Aujourd’hui, à entendre le ministre, l’école publique marocaine connaît trois grands problèmes : la compétence des enseignants, la morale et la gouvernance. Rachid Belmokhtar a donc assuré son auditoire que son département établit – encore… – un diagnostic de ces grands maux, pour lesquels, donc, les mots ne suffisent plus.
Résultat : 76% des jeunes élèves, après quatre ans d’études, ne maîtrisent pas la lecture.
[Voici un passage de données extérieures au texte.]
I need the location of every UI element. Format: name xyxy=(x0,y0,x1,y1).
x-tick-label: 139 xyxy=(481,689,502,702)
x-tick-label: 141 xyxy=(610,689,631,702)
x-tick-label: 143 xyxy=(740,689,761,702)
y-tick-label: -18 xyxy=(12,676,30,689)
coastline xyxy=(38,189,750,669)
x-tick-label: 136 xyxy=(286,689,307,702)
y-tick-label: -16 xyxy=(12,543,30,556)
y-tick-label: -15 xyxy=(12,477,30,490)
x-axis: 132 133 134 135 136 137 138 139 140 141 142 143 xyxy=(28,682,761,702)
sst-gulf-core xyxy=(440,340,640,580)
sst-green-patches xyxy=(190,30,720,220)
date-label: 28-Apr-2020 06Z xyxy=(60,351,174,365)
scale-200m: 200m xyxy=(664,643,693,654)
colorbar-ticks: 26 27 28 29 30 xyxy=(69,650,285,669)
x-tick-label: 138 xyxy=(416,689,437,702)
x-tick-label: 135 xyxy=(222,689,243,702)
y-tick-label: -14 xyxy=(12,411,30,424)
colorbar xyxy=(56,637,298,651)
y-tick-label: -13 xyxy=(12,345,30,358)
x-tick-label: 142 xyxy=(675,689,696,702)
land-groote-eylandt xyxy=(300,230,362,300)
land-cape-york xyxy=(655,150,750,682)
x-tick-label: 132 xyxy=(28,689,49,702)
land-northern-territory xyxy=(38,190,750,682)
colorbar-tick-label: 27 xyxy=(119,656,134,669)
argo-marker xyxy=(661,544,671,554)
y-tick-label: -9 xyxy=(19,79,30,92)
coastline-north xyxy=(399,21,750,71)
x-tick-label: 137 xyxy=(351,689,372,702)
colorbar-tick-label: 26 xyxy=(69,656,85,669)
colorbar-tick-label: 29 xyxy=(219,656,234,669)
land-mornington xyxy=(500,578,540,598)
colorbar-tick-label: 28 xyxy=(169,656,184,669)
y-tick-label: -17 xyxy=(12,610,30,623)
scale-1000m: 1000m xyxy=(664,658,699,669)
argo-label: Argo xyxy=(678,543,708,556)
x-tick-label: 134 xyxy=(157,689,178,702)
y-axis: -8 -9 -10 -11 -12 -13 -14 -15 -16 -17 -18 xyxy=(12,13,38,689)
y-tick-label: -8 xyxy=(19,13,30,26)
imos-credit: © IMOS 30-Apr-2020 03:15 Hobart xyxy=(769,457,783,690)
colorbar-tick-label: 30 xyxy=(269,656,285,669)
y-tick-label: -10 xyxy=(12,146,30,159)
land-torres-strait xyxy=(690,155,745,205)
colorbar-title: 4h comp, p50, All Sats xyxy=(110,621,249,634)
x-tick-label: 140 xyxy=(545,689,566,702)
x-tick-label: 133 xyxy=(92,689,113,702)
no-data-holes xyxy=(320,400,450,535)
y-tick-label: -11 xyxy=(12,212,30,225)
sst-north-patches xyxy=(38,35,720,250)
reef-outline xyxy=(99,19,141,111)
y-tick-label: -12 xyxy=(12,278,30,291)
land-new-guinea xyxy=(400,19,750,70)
Solution ? Ils doivent (les élèves) au terme de trois ans d’apprentissage, savoir lire, écrire et compter. Fort bien, mais comment ? Revoir le système de notation, trouver une idée pour les langues d’apprentissage, sachant que rien n’est encore arrêté dans le choix entre français et anglais, allonger d’un à trois ans la durée de formation des enseignants… Paroles, paroles, comme aurait dit la défunte Dalida.
Pendant ce temps, le Conseil supérieur de l’Education et de la Formation continue de plancher sur le rapport à présenter au roi Mohammed VI. La question principale reste encore la langue à privilégier, dans le cadre d’un débat de plus en plus vif sur la darija et les langues étrangères. Dans l’intervalle, le ministère est de plus en plus budgétivore, avec 27% du budget de l’Etat qui est englouti, essentiellement dans les salaires.